The new fully-silical computer vision material advances insensur visual processing technology

Researchers from the University of Massachusetts Amherst have advanced the development of computer vision with new silicon -based equipment which can both capture and process visual data in the analog field. Their work, describe in the newspaper Nature communicationsCould finally add to large -scale computer vision tasks, with a high intensity of data and sensitive to latency.

“It is a very powerful retinomorphic material,” explains Guangyu Xu, an associate professor of electricity and computer Engineering and assistant associate professor of biomedical engineering at Umass Amherst. “The idea of ​​merging the detection unit and the processing unit at the device, instead of separating them physically, is very similar to the way in which human eyes Treat the visual world. “”

Existing computer vision systems often involve redundant data exchange between physically separated detection and computer units.

“For example, the camera of your mobile phone Capture each pixel of data in the field of vision, “explains Xu.

However, this image has more information than the system requires it to identify an object or its movement. Consequently, the time required to transmit and process this additional information introduces a discrepancy to understand the visual information captured, which is often sensitive to the time and high data intensity.

“Our technology is trying to cut this latency between the moment you feel the physical world and the moment when you identify what you capture,” he said.

XU and his team created two integrated tables of tunable silicon photodetectors at the door, or insensur visual treatment networks. Bipolar analog output and low -power operation, a painting Can capture dynamic visual information, such as light changes motivated by events, and spatial characteristics can be captured in static images to identify what the object is.

The scaling of these silicon tables is promising for retinomorphic IT and intelligence detection. For dynamic movements, when they are asked to classify human movements (walking, boxing, waving and applauding) in sophisticated environments, the new analog technology was precise 90% of the time, while digital counterparts were precise from 77.5 to 85%. For static images, their technology classified manuscript numbers with 95%precision, which surpasses methods without insane IT capacities (90%).

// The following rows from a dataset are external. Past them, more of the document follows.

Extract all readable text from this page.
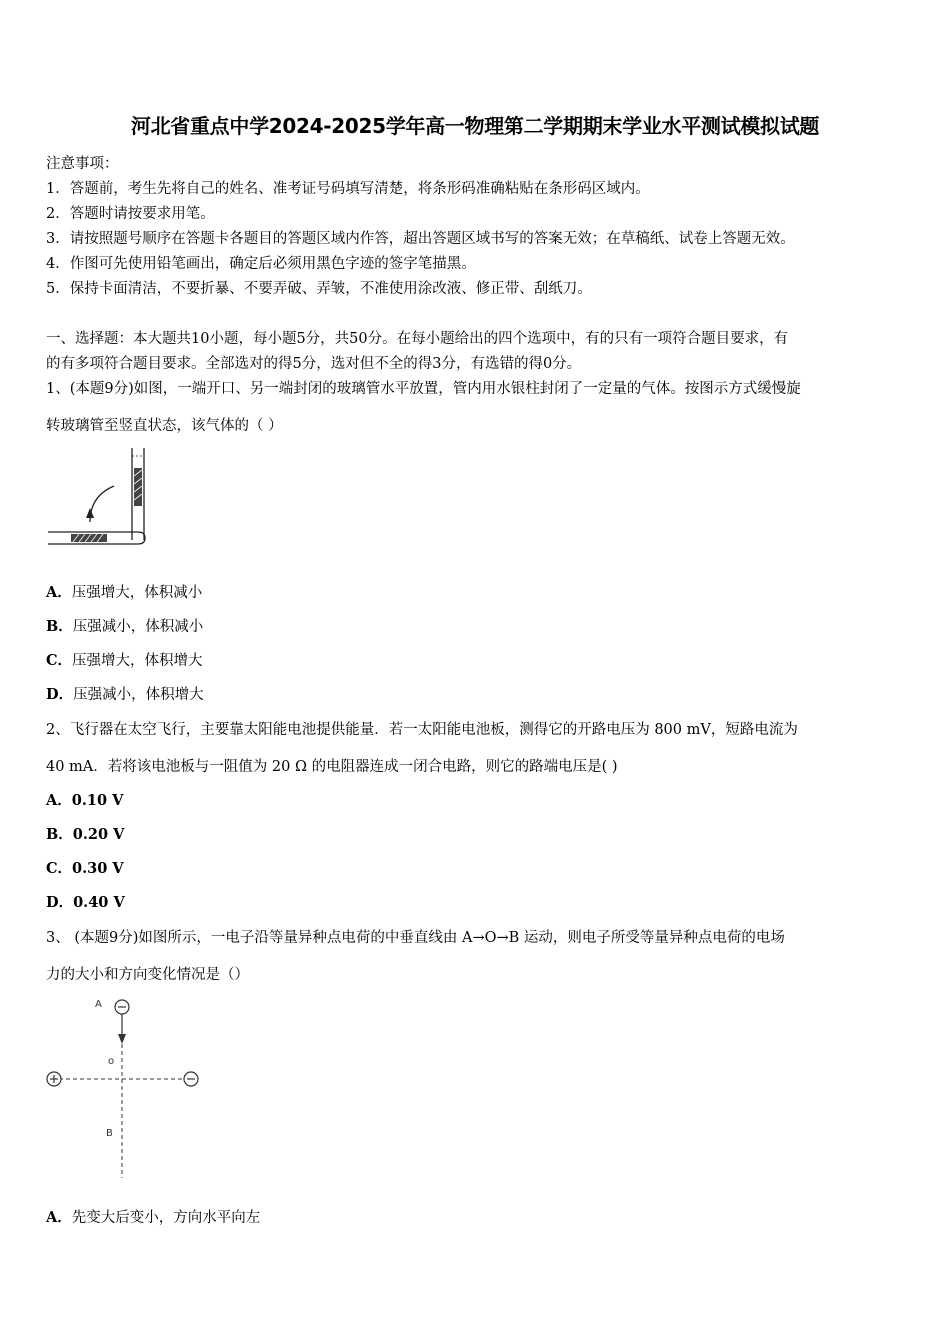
河北省重点中学2024-2025学年高一物理第二学期期末学业水平测试模拟试题
注意事项：
1．答题前，考生先将自己的姓名、准考证号码填写清楚，将条形码准确粘贴在条形码区域内。
2．答题时请按要求用笔。
3．请按照题号顺序在答题卡各题目的答题区域内作答，超出答题区域书写的答案无效；在草稿纸、试卷上答题无效。
4．作图可先使用铅笔画出，确定后必须用黑色字迹的签字笔描黑。
5．保持卡面清洁，不要折暴、不要弄破、弄皱，不准使用涂改液、修正带、刮纸刀。
一、选择题：本大题共10小题，每小题5分，共50分。在每小题给出的四个选项中，有的只有一项符合题目要求，有
的有多项符合题目要求。全部选对的得5分，选对但不全的得3分，有选错的得0分。
1、(本题9分)如图，一端开口、另一端封闭的玻璃管水平放置，管内用水银柱封闭了一定量的气体。按图示方式缓慢旋
转玻璃管至竖直状态，该气体的（ ）
A．压强增大，体积减小
B．压强减小，体积减小
C．压强增大，体积增大
D．压强减小，体积增大
2、飞行器在太空飞行，主要靠太阳能电池提供能量．若一太阳能电池板，测得它的开路电压为 800 mV，短路电流为
40 mA．若将该电池板与一阻值为 20 Ω 的电阻器连成一闭合电路，则它的路端电压是( )
A．0.10 V
B．0.20 V
C．0.30 V
D．0.40 V
3、 (本题9分)如图所示，一电子沿等量异种点电荷的中垂直线由 A→O→B 运动，则电子所受等量异种点电荷的电场
力的大小和方向变化情况是（）
A
o
B
A．先变大后变小，方向水平向左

A unique feature of these tables is that they are made of silicon, the same material used in computer fleas, unlike visual processors previous inventors which are mainly made of nanomaterials. As such, these tables are more compatible with complementary metal-oxide semiconductors (CMOS), the most commonly used semiconductive technology used to build integrated circuits in a wide range of electronic devices such as computers and memory chips. This compatibility makes them particularly suitable for large -scale computer vision tasks, in which many processes are executed simultaneously, also known as high parallelism.

“Our all-silicion technology lends itself to the integration of CMOS, mass production And a large -scale operation with low variability, so I think it is a major jump in this area, “explains Xu.

XU gives concrete examples of potential applications for this work. The first is autonomous vehicles: “You must always, in real time, treat what surrounds your vehicle and the speed at which they move,” he said. Any reduction in processing time increases the safety of autonomous vehicles.

Another area that benefits is bioimperie. Current technology Can capture much more data than that is really necessary.

“We can perhaps compress the amount of data and give the same biological overview for scientists,” explains XU.